Yükseköğretimde bilgi okuryazarlığı programlarının içeriğine yönelik geliştirilen modeller ve standartlar çok çeşitli olmasına karşın, verilecek eğitimin içeriğine ilişkin konuları genel hatları ile şu şekilde ele almak mümkündür:

-Bilginin önemi, bilgi toplumu, bilgi patlaması, vb. gibi bilgi çağına ilişkin kavramlar ile bilgi okuryazarlığının yaşam boyu öğrenme, öğrenmeyi öğrenme, bağımsız öğrenme, eleştirel düşünme, analitik düşünme gibi kavramlarla ilişkisi,

-Bilgi aramaya ilişkin bilgi gereksinimini ifade etme, arama stratejisi geliştirme ve sonuçları değerlendirme gibi bilgi arama ve elde etme becerileri,

-Bilginin kütüphanelerde ve elektronik ortamda nasıl düzenlendiğine ilişkin bilgiler,

-Bilgi erişim araçlarının (kütüphane katalogları, veri tabanları, arama motorları, vb.) tanıtımı ve kullanımı becerileri,

-Hem geleneksel yöntemler hem de teknolojik gelişmelerin sunduğu araçların göz önünde bulundurularak bilgi kaynaklarının türleri ile bilginin üretimi, erişimi, elde edilmesi, kullanılması, iletilmesi gibi süreçler ve bu süreçlerde kullanılabilecek araçlara ilişkin beceriler,

-Erişilen ve elde edilen bilginin değerlendirilmesi, sentezlenmesi ve yeni bilgi oluşturma için kullanılmasına ilişkin beceriler,

-Alıntı yapma, dipnot verme ve kaynakça hazırlama gibi bilginin sunumunda kullanılacak yöntem ve kurallara ilişkin bilgi ve beceriler,

-Bilgi iletimi ve yayınlanmasına (sunum hazırlama, makale yazma, vb.) ilişkin bilgi ve beceriler,

-Bilgi erişimine ve kullanımına ilişkin etik ve yasal konulara (telif hakkı, gizlilik, güvenlik, düşünce ve ifade özgürlüğü, sansür, bilgi edinme hakkı, bilgi hırsızlığı, vb.).

(8)

Yükseköğretimde Bilgi Okuryazarlığı Programları

Yükseköğretim öğrencilerine bilgi okuryazarlığı becerilerinin kazandırılmasına yönelik çeşitli programların verildiği bilinmektedir.

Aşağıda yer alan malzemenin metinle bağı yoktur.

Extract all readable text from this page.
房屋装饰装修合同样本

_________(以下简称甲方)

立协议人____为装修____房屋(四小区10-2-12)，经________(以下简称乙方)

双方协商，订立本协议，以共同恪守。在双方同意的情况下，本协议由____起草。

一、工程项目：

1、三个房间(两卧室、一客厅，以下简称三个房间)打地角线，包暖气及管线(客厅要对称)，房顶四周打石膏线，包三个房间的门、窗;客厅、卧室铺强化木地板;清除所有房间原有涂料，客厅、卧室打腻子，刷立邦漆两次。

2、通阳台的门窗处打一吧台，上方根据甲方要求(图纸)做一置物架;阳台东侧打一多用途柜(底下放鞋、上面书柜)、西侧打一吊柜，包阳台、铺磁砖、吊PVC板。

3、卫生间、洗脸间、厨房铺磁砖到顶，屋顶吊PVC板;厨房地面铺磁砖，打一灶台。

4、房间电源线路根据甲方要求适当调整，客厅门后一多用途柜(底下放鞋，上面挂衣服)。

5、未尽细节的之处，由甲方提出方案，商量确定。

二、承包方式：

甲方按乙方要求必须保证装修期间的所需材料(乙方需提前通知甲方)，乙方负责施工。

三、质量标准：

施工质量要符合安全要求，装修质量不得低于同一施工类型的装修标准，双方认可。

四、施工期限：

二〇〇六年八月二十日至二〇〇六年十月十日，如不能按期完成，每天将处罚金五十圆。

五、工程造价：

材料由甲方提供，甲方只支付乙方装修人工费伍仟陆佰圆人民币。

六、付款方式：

Çoğu kütüphane merkezli olarak oluşturulan bu programlar ihtiyaçlar göz önünde bulundurularak ve kütüphaneci-eğitimci işbirliği ile değişik biçimlerde şekillendirilmiştir. Eğitimlerin biçimlerindeki çeşitliliğin programın içeriği, eğitim yöntemi, kullanılan araç ve yöntemlerde de farklılığa neden olması kaçınılmazdır. Yürütülen programlar dikkate alınarak kullanılan bazı yöntemler aşağıda verilmiştir (Polat, 2008, Kızılaslan, 2007). Bağımsız Dersler ve Birebir Kullanıcı Eğitimleri

En yaygın öğretim yöntemi olarak bilgi okuryazarlığı programları bağımsız bir ders olarak planlanmakta ya da kütüphanede belli gruplara paket olarak sunulmaktadır. Bu dersler ilgili disiplinin eğitim programlarına uygun ayrı bir ders olarak verilebileceği gibi, tüm öğrencilerin alması gereken ve içeriği genel olan ortak zorunlu bir ders olarak da yapılandırılabilmektedir. Dersler kredili/kredisiz olabilmekte ve dersin başarılması mezuniyetin gerekleri arasında sayılabilmektedir.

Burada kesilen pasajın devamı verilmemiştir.